Research Conversations is released every three months and provides a unique opportunity to gain insight into the field of research.
Featured Researcher: Naji Abumrad, MD
Academic Institution: Vanderbilt University Medical Center
Title: Professor of Surgery/Executive Medical Director, Surgery Patient Care Center
Because if I had a two-way ticket, I would have left. And I needed to survive, and $140 wasn’t going to take me a long way. So we stayed, I finished my training and looked for a few jobs in the private world. I was telling folks earlier, there was one incidence, I looked at the job and lovely person outside Pittsburgh was telling me that he has a very thriving practice and wanted to take me as a partner and he has done over 2,000 hernias, so I said what about 2,001? What’s different, in 2002 and 2003, and then I went home and thought to myself you know, you become a technician and that’s not what I wanted to do. So I stayed on the faculty for a couple of years and I left and I took a job at Vanderbilt with no pay to learn how to do research. It was the department of medicine. And then, eventually, they paid me. And I loved what I did, I still love what I do and to this day…

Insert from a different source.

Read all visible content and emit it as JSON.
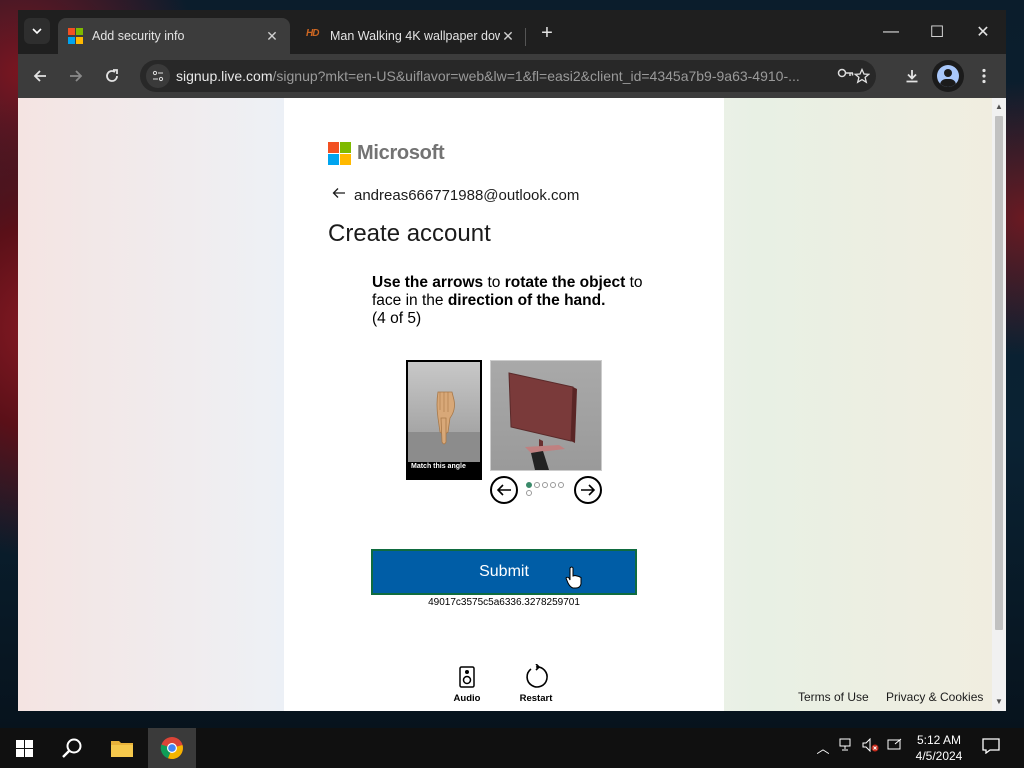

I just stepped down in July as the Chair of the Department of Surgery in Vanderbilt. You know what, the only reaction I had was, why on earth didn’t I do this 10 years ago? It’s just been fun, and have had a great time. Particularly when you are with young, smart, particular, hungry investigators, and some smarter than me, how can it not be fun?

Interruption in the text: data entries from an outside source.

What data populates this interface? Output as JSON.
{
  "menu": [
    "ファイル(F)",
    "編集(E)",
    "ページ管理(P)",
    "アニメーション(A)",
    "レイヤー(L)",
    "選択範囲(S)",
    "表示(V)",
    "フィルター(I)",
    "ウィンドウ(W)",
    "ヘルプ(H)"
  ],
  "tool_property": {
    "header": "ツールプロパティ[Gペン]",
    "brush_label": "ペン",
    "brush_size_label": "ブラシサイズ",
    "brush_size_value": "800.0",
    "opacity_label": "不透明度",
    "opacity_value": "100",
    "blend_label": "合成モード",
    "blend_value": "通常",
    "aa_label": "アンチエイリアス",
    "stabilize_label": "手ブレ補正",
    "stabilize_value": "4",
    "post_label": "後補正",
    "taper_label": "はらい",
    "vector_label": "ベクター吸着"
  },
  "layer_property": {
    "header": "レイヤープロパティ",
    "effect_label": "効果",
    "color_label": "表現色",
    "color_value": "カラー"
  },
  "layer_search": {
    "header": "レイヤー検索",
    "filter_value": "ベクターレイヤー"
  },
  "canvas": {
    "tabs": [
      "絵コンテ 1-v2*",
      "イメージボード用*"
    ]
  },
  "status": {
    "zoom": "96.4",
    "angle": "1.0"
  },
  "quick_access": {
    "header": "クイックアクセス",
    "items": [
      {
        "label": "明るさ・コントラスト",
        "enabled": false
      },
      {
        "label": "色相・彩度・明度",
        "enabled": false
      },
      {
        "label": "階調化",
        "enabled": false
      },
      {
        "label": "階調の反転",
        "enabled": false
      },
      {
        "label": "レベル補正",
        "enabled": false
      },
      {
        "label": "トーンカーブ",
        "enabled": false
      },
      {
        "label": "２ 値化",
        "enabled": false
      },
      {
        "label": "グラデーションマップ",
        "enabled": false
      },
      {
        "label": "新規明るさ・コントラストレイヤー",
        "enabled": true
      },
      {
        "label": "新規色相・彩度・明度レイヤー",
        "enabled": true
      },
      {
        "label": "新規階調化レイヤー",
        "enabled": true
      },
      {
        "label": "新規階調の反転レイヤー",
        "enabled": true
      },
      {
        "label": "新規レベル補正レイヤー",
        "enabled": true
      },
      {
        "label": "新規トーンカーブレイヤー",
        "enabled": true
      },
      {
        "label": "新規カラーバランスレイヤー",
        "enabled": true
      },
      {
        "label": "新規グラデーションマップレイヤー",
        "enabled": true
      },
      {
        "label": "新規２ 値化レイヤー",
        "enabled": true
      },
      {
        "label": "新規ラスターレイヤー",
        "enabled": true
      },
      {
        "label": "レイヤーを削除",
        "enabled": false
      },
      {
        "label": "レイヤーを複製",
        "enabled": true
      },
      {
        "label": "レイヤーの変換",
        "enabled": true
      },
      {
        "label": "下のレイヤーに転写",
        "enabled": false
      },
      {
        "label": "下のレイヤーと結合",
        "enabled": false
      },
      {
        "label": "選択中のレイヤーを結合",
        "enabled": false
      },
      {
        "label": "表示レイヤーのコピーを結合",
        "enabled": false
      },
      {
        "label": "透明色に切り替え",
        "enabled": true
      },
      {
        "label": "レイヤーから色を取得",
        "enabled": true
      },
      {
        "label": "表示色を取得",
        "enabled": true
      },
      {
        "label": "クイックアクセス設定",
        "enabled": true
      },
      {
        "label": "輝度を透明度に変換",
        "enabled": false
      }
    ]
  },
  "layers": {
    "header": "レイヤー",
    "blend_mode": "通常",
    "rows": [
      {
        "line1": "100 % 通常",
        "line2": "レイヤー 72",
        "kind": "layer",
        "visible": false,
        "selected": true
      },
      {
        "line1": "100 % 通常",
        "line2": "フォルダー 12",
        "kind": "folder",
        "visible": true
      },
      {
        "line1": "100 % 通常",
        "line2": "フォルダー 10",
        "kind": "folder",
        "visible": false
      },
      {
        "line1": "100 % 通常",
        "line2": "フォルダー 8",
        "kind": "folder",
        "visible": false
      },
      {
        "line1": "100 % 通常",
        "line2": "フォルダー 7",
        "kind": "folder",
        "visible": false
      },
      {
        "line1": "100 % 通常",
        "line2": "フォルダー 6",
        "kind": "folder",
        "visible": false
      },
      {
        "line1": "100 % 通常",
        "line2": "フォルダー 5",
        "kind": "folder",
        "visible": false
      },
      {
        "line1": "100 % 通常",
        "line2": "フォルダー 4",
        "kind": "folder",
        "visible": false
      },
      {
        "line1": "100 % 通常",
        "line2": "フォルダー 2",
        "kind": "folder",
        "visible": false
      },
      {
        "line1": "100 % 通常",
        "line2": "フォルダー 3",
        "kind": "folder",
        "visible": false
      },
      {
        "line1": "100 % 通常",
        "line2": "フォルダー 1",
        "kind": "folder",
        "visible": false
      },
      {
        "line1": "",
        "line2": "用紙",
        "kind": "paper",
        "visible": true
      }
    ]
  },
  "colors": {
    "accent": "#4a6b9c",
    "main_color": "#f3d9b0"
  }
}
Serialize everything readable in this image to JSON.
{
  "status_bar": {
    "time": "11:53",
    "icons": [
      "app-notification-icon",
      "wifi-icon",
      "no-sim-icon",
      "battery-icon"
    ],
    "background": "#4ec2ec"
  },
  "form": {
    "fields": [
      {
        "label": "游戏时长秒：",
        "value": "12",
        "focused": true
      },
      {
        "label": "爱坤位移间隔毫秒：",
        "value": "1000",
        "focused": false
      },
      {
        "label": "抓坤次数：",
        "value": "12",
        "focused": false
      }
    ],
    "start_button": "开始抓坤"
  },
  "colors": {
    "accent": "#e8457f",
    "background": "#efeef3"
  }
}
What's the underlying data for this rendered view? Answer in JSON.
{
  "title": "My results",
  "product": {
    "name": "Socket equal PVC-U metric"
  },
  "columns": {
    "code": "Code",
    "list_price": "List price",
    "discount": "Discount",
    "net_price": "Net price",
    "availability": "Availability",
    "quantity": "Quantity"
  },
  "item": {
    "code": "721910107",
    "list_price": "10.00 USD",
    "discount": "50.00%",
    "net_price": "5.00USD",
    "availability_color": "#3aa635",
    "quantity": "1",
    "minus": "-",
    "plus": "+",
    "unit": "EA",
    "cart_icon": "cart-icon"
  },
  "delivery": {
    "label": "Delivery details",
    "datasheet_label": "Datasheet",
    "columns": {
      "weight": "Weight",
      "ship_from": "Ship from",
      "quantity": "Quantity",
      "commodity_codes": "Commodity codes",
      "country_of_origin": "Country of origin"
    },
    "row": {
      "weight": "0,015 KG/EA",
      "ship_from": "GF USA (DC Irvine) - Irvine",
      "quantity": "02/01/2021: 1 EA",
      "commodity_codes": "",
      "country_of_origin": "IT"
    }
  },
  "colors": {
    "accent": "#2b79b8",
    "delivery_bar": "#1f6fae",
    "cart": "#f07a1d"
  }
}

The last one was when I came back to Vanderbilt, as I presented the case today of a 16-year-old lady, who is very obese, was diabetic and admitted to the hospital. This is when we petitioned the medical school to allow us to do a bariatric procedure. I am not a bariatric surgeon or an obesity surgeon, but I have an incredible team. What surprised me is this young lady left the hospital after three days, never ever to take medications. …..I thought to myself if the pharmaceutical company developed a drug that can cure 10% of the population of diabetes overnight that would be a huge success. So that’s where it started, it started around 11 years ago when we put in an application to the NIH to follow a cohort of people overtime. Vanderbilt has always been incredibly strong willed, so I collaborated with a significant number of people that I knew and got to know and we got funded. We started systematically going at this and every single time another barrier appears, I am blessed to have phenomenal young people around me, every single one of them has developed his/her own academic career. And once they do that, I leave that field and we move to another barrier within the same overall umbrella. Why does this bariatric surgery cure diabetes? If we can learn from that, look, I am the first to tell you bariatric surgery is surgery, there are certain inherit complications (not much), but it is an intervention. Can we do a lesser intervention and take the messages we learn from there and apply. That’s how I like to do research. Somewhere along the line we developed a lot of new ideas and products. I've learned some entrepreneurial skills. It’s just been a “blast.”
Once they fly, I make sure the edges they are going to hit are not sharp so they don’t hurt themselves. There is nothing wrong with letting them fly. I will support them so every single individual I have dealt with has started from their innate abilities and the challenge for me was to take that innate ability and let it explode, to let their passion develop.
Over the years we have moved to an earlier stage of development, and with Vanderbilt and colleagues, Vanderbilt applied for a NIH grant where we allow high school students to come spend 6 weeks during the summer (they are paid) and we get them from all over the United States and accommodate around 50 students a year and they spend 6 weeks in Nashville. And they are distributed to various investigative labs and its surprising how many of these have gone on into medical school and academia.
In surgery, we interposed two years of research into the program. Initially I thought it would be a way to get smart kids into Vanderbilt and it was a major attraction. Into the 3rd year, they step out into the lab and we nourish and nurture them and find out what their interests are and make sure they have good mentoring committees and good mentors and apply for independent funding. It has been incredibly successful, if anything it has strengthened our residency program. They come out of the research years thinking differently, they are more analytic about where they end up and which lab they end up and their residency. My job right now is to see how they transition into independent funding and academia. 60% of our graduates go into academic programs, and a fair number of them have gone on to lead departments of surgeries around the country. The other 40% have become leaders in their own communities, either in private practice or in academic centers, where they become superb teachers. So our job now is to develop the leaders in surgery, and it doesn’t matter if they become the chairmen of the department of surgery at some other University. So that is basically what I do, I train as many pediatric fellows, GI fellows as I train surgeons in my lab. So I noticed something today about Marshall. The collaboration is a very friendly environment, it is the same as Vanderbilt. You can knock on anyone’s door and say “I heard you were doing this can we collaborate.” Two minds, the sum and output of two individuals is much bigger than the sum of the independent individuals here. My feeling about it is, environments like this at Marshall, you should set your goals to the moon. That’s where the goal has to be.